Fredrik held her hand—she saw it but couldn’t feel it. In her other hand was the lunch pail, and she thought the slate was still snug against her chest—frozen to it, she imagined. Somehow, she was being tugged alongside him as he was crying, and calling her name, trying to wake her up out of her stupor.

She was shivering. But she was hot. She was falling. But she was on her feet. She had to go to the bathroom—urgently, she felt her bladder swell, knew it released, knew there must be warmth drizzling down her legs, soaking her underclothes, her petticoat, her stockings, dripping down into her shoes. She longed for that warmth, actually—but it never came, she didn’t feel anything.

Fredrik was suddenly stopping, a strange look on his face, embarrassment; he looked down at his pants. Anette looked, too, and there was a dark stain.
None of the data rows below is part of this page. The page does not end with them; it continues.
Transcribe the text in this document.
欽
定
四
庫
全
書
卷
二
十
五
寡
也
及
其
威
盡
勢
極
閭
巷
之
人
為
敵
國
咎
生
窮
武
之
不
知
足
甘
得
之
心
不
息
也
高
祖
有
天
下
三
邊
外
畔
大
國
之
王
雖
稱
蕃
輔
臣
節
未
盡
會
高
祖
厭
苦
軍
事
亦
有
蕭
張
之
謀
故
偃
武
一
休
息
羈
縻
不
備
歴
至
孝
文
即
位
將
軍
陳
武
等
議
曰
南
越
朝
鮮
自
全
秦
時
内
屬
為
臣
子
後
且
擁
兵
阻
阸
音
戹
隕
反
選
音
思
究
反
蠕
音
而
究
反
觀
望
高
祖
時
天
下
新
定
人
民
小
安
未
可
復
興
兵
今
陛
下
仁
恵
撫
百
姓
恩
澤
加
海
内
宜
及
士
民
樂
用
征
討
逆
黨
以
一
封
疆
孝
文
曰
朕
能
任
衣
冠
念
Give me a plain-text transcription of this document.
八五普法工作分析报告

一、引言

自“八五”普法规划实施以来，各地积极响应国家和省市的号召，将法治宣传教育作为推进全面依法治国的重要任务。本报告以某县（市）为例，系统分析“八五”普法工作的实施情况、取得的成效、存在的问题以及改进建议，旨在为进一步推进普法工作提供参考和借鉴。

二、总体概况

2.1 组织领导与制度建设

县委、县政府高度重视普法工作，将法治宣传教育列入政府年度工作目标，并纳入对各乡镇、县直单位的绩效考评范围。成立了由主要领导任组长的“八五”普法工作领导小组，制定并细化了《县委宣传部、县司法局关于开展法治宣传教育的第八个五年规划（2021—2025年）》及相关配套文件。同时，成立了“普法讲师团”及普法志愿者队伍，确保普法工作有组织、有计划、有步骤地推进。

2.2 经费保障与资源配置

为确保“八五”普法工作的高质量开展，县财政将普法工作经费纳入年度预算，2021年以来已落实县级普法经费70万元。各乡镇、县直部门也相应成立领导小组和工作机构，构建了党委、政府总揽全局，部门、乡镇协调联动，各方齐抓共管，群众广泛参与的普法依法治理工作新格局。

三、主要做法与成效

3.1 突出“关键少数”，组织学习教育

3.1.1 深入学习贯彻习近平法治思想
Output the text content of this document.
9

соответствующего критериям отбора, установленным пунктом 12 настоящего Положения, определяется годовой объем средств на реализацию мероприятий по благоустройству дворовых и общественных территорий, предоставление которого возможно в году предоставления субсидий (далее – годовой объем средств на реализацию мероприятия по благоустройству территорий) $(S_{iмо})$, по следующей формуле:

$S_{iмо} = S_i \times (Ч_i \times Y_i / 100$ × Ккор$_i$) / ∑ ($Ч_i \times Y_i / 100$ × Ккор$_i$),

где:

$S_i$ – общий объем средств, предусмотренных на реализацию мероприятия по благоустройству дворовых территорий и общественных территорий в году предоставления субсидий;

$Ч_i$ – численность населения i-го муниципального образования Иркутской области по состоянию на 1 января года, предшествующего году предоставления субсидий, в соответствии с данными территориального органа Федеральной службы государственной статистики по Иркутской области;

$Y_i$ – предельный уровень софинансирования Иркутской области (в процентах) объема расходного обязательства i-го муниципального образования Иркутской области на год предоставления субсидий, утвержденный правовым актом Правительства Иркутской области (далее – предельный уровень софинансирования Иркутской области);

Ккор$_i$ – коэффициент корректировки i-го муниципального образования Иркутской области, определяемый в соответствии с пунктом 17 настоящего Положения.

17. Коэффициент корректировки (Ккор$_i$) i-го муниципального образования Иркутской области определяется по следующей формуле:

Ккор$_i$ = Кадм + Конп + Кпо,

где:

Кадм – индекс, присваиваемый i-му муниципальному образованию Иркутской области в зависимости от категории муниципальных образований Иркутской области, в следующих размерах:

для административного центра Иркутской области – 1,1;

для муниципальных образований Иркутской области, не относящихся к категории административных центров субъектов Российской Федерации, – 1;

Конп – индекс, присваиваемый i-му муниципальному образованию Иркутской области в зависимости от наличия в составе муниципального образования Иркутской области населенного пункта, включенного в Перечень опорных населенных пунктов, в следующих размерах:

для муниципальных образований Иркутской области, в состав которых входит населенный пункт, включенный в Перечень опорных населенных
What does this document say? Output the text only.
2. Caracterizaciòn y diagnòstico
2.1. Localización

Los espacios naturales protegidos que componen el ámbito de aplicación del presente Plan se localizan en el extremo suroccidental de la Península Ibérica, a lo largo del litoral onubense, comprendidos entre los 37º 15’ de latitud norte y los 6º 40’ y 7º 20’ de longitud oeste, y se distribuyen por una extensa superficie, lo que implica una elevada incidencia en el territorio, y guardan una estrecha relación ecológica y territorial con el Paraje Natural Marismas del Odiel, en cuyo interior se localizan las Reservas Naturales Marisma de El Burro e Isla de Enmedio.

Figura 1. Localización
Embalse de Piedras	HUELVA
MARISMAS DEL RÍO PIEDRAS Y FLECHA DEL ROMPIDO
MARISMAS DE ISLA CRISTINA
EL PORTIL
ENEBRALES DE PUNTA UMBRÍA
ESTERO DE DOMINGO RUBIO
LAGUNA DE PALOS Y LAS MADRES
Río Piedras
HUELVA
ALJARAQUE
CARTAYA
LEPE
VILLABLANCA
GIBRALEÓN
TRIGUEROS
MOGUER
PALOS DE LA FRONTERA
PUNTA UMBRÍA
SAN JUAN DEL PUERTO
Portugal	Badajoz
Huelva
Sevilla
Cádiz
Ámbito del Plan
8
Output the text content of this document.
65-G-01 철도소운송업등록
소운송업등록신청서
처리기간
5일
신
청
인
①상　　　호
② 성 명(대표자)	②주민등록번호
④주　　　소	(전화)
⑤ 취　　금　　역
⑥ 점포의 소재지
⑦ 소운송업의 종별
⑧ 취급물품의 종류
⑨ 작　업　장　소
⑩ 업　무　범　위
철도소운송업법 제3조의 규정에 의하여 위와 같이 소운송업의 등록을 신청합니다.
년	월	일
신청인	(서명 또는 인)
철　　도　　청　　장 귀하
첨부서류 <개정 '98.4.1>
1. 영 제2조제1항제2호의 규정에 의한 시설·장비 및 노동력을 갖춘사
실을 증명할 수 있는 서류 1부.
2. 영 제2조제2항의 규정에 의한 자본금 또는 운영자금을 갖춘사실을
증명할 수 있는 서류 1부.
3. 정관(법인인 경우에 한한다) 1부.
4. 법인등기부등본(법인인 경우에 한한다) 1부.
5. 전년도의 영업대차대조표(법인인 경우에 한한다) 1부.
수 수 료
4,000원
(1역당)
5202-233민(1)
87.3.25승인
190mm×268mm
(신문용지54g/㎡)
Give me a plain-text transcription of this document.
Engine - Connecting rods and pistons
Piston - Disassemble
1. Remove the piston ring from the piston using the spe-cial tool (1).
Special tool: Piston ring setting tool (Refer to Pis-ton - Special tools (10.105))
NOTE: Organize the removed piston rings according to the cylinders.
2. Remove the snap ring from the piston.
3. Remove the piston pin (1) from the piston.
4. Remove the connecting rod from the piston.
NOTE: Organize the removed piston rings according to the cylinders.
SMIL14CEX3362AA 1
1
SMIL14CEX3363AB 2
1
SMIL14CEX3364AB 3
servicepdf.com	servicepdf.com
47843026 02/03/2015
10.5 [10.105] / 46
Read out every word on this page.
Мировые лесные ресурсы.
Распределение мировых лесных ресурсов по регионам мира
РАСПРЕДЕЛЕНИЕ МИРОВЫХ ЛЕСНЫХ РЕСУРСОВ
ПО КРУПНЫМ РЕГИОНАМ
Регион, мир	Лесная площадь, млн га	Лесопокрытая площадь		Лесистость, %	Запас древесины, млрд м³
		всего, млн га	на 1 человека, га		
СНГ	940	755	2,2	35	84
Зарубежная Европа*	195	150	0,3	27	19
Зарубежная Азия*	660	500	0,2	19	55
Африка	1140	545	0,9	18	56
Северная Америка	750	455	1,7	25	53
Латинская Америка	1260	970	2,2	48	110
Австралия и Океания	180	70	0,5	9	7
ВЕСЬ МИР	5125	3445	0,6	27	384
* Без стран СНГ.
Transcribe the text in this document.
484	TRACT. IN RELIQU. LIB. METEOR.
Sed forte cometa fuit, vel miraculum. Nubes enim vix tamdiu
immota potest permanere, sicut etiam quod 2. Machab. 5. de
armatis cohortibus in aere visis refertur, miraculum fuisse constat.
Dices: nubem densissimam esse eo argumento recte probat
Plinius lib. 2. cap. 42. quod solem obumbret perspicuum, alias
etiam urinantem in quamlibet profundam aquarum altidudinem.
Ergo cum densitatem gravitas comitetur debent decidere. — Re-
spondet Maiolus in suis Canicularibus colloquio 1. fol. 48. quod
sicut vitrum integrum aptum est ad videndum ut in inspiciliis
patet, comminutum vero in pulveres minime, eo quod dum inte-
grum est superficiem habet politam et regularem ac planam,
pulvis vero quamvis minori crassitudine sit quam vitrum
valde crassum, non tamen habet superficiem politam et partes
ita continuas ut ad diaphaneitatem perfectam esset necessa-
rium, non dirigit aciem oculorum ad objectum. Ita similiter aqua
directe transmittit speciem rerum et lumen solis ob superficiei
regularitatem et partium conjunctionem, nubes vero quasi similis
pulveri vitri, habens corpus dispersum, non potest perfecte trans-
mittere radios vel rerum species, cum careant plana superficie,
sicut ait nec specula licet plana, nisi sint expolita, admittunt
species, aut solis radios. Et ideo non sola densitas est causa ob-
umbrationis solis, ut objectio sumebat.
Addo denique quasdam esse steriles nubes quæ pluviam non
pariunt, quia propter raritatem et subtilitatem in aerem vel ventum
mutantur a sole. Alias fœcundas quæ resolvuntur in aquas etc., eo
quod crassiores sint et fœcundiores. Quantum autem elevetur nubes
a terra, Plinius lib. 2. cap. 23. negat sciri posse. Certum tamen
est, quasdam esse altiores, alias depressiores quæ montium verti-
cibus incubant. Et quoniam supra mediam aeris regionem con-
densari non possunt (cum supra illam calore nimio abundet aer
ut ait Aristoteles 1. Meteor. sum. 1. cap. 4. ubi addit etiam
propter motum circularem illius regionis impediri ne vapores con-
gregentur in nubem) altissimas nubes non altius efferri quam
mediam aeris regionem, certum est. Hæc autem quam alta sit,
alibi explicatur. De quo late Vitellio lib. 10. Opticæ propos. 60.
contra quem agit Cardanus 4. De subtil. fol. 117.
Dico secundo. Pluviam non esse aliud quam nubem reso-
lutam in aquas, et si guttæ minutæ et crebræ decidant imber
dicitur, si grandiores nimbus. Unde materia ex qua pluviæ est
The two gazed at each other for a moment; they shared the embarrassment—they’d never done this before, not in front of the other. And they were both crying now, but still bound together, hands entwined. And then they started moving again.

    They had to be close to the Pedersen homestead. Didn’t they? They’d been trudging through the snow for hours, it seemed to Anette. And it occurred to her she’d never spent this much time with Fredrik. Their time together, always, was so fleeting: a few minutes before school started, recess, their races home. They were always moving, never sitting still, even when talking—although it was Fredrik who mostly talked. Anette was simply content to listen to someone talking to her, not at her. Anyway, she didn’t have much to share; she couldn’t tell him how it was at the Pedersens’. She was ashamed to reveal that she was just a hired girl, really, but without pay. Unwanted.

Whereas Fredrik had a large, happy family he was always complaining about. Tor teased him mercilessly, put frogs in his boots, dropped snakes down his shirt. Fredrik, in turn, taunted his little brothers and sister, but Fredrik swore he got punished for it in a way Tor never did; his papa would look at him gravely and say he was disappointed in him before giving him a good whipping. And his mother would kiss away all his tears, but still she would deny him dessert that night.

“You have to be an example, Fredrik,” she would say. But she never, ever punished Tor. Both his papa and his mama thought the sun rose and set on him. And what about the time Fredrik brought home the prize for spelling? Did his mama cry with pride over that, the way she did when Tor revealed that Miss Olsen said she couldn’t teach him much more, that he learned too quickly?

    No. Mama did make him his favorite dessert that night, Fredrik admitted—stollen with raisins—and excused him from bringing in the water for the dishes. But she didn’t shed shining tears of joy.

Oh, the trials of poor Fredrik! Anette never betrayed to Fredrik how much she envied him, how silly, really, she thought his trials were. How, in sharing these stories, he was reminding Anette of all that was missing in her own life. A happy family, a mother and father who cared for you enough to punish you and then cry over it, a big brother who thought of you enough to play pranks on you. People who saw you as a person, not as a problem or an unasked-for solution, no better than a workhorse in a plow.